La seconda fase dell’indagine si è svolta in laboratorio dove è stata verificata la presenza di microplastiche in 14 prodotti degli undici marchi oggetto di analisi. I risultati indicano che «L’ingrediente in plastica più frequente è il Polyethylene, riscontrato in sei prodotti, presente sia sotto forma di microparticelle sferiche che di frammenti». Altre microplastiche presenti negli articoli di makeup sono il Polymethyl methacrylate, il Polyamide/Nylon 12 e il Polyethylene terephthalate (PET).
Le proposte di Greenpeace
Col passare degli anni l’inquinamento da plastica è cresciuto in maniera esponenziale tanto da rappresentare un mostro nato per mano dell’uomo e di cui lo stesso uomo non riesce a detenerne più il controllo. Siamo circondati dalla plastica e conseguentemente dai rifiuti plastici. L’essere umano è ormai entrato in simbiosi con tale elemento, un legame indissolubile che sta portando interi ecosistemi al collasso, che nuoce alla salute umana, che ha di certo reso più comoda la nostra vita, un comfort pagato a caro prezzo.

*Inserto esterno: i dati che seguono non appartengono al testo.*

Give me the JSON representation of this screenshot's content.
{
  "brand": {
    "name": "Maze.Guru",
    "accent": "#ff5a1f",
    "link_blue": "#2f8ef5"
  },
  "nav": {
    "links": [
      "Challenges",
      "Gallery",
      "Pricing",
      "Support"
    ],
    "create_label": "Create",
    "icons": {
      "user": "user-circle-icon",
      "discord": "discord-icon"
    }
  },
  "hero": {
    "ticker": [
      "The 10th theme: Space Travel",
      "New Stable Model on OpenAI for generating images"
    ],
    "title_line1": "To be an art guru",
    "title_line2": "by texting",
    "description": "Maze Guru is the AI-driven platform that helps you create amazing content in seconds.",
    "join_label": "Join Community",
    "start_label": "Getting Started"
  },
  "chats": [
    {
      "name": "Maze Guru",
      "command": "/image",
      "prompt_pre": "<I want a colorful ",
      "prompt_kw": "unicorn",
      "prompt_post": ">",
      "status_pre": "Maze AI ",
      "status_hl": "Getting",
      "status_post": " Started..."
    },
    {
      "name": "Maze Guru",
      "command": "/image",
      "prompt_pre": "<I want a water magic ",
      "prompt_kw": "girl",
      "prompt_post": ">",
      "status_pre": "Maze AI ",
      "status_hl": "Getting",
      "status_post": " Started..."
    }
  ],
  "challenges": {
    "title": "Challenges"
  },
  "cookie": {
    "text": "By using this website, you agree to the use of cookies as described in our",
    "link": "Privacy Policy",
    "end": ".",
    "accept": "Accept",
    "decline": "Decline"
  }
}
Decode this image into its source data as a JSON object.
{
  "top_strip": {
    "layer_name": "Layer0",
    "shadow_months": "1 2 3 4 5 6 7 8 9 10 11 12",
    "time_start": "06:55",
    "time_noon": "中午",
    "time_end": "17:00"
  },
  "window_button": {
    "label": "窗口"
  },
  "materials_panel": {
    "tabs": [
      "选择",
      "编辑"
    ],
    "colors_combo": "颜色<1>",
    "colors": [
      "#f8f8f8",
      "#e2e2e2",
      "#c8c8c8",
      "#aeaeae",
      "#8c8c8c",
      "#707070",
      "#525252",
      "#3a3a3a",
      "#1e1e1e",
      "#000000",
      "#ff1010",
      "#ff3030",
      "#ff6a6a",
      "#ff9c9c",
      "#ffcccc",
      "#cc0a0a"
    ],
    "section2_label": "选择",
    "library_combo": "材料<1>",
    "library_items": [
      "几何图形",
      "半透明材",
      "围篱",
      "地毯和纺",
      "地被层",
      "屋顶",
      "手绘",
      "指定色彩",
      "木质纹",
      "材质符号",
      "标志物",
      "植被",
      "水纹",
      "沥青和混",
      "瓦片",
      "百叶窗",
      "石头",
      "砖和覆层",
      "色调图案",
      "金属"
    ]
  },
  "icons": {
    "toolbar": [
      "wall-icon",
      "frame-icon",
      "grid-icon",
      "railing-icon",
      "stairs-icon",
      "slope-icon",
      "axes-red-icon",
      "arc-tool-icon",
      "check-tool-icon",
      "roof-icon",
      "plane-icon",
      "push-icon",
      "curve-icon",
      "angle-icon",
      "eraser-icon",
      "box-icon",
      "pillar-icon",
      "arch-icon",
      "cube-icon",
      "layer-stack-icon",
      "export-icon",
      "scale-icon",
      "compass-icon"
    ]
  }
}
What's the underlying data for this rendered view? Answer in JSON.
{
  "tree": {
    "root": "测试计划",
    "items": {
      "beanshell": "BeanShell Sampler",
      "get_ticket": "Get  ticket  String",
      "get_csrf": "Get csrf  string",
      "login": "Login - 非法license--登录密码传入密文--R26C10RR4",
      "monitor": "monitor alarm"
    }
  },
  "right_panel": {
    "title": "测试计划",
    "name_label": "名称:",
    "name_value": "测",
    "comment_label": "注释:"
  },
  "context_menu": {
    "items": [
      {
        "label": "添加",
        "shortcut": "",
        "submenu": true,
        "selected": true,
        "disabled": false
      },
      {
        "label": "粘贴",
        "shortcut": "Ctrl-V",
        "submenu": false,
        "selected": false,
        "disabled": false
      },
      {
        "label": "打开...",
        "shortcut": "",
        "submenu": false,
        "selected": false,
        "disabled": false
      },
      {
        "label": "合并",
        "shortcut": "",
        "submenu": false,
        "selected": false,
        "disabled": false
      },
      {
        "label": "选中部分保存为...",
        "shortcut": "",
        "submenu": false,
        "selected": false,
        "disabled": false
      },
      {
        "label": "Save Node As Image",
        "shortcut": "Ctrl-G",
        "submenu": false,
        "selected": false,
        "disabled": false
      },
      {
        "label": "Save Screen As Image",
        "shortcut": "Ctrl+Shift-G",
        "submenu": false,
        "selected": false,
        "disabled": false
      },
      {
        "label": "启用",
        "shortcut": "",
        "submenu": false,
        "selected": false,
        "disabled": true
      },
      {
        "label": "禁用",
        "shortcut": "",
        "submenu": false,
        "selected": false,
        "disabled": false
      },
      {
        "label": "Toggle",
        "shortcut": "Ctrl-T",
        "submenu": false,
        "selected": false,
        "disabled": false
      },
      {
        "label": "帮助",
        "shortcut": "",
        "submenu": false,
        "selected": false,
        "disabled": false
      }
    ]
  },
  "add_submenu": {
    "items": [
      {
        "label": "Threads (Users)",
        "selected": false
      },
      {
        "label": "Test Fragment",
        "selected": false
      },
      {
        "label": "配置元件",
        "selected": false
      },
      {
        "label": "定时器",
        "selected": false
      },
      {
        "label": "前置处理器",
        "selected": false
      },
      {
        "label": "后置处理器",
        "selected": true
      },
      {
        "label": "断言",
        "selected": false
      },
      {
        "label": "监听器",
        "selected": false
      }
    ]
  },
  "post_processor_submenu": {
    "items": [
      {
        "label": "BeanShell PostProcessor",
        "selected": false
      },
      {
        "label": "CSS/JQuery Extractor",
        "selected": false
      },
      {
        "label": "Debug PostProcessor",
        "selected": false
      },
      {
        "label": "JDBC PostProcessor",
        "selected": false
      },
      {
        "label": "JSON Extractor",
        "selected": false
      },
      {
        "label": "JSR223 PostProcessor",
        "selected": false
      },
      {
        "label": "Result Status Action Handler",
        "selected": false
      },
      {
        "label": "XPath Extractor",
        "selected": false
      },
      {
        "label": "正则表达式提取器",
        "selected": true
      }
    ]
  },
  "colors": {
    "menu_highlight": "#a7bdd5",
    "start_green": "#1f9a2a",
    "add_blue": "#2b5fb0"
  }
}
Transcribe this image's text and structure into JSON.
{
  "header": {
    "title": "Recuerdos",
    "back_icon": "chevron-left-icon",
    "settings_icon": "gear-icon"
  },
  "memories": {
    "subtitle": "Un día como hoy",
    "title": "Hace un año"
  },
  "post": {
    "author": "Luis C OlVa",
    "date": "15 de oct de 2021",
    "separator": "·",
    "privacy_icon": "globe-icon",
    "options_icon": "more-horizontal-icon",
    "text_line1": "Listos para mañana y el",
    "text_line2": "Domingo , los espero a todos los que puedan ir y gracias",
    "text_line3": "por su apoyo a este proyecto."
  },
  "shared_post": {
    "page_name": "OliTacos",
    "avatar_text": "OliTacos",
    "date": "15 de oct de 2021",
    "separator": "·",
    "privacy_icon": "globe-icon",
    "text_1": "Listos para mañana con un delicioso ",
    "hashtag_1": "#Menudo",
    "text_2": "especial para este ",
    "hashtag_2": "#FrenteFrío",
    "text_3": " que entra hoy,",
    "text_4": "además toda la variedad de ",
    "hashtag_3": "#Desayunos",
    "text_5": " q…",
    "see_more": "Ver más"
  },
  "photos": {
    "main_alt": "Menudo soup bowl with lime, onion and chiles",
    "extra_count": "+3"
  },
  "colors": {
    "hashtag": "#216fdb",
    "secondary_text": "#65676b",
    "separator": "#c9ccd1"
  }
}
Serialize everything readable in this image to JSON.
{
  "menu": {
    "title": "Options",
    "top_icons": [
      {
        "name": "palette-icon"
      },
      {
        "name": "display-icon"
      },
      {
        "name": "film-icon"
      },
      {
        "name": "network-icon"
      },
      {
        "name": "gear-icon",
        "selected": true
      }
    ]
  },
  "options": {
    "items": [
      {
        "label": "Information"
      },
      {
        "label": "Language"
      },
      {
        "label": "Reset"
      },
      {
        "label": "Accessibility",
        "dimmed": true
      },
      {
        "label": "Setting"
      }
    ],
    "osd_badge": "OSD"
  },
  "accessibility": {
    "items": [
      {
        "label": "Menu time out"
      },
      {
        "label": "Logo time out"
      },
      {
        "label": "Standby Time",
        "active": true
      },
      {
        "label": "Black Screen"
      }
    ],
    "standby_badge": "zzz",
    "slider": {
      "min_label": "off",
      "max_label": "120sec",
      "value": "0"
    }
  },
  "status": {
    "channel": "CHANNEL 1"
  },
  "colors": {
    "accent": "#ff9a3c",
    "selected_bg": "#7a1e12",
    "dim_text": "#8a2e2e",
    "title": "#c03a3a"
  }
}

Esiste un’alternativa agli ingredienti di plastica? I polimeri addensanti presenti nei prodotti di makeup potrebbero essere facilmente sostituiti da soluzioni naturali quali, a esempio, l’amido o la pectina. L’efficacia di tali alternative è dimostrata da aziende che non usano ingredienti plastici come Purobio, brand italiano facente parte dell’indagine analizzata.
Secondo Greenpeace il processo utile alla graduale riduzione delle materie plastiche nell’ambiente dovrà necessariamente partire dall’eliminazione delle microplastiche primarie aggiunte volontariamente in molti prodotti di largo consumo. Tale azione passerà principalmente dall’assunzione di responsabilità delle aziende e dei governi. L’associazione ambientalista da tempo preme affinché il Ministero dell’Ambiente italiano sostenga con forza la proposta europea atta a vietare l’uso di microplastiche aggiunte in tutti i prodotti di uso comune. Quattro le proposte di Greenpeace per migliorare il progetto europeo:
- vietare l’uso di ingredienti in plastica in forma liquida, semisolida o solubili e delle microplastiche sostituendoli con alternative biodegradabili, naturali e prive di impatto sull’ambiente e sulla salute. Per ottenere una norma efficace le varie sostanze dovranno essere sottoposte ad una regolamentazione di gruppo anziché per singola sostanza;
- colmare le attuali lacune normative applicando concretamente il principio di precauzione per vietare l’uso di tutti quei polimeri in plastica dotati di scarsa biodegradabilità i cui effetti sull’uomo e sull’ambiente non sono oggi noti;
- evitare che venga inserito un limite minimo di dimensione per identificare le microplastiche;
- ridurre drasticamente i periodi di deroga proposti per le varie categorie merceologiche per l’effettiva entrata in vigore della proposta di restrizione europea.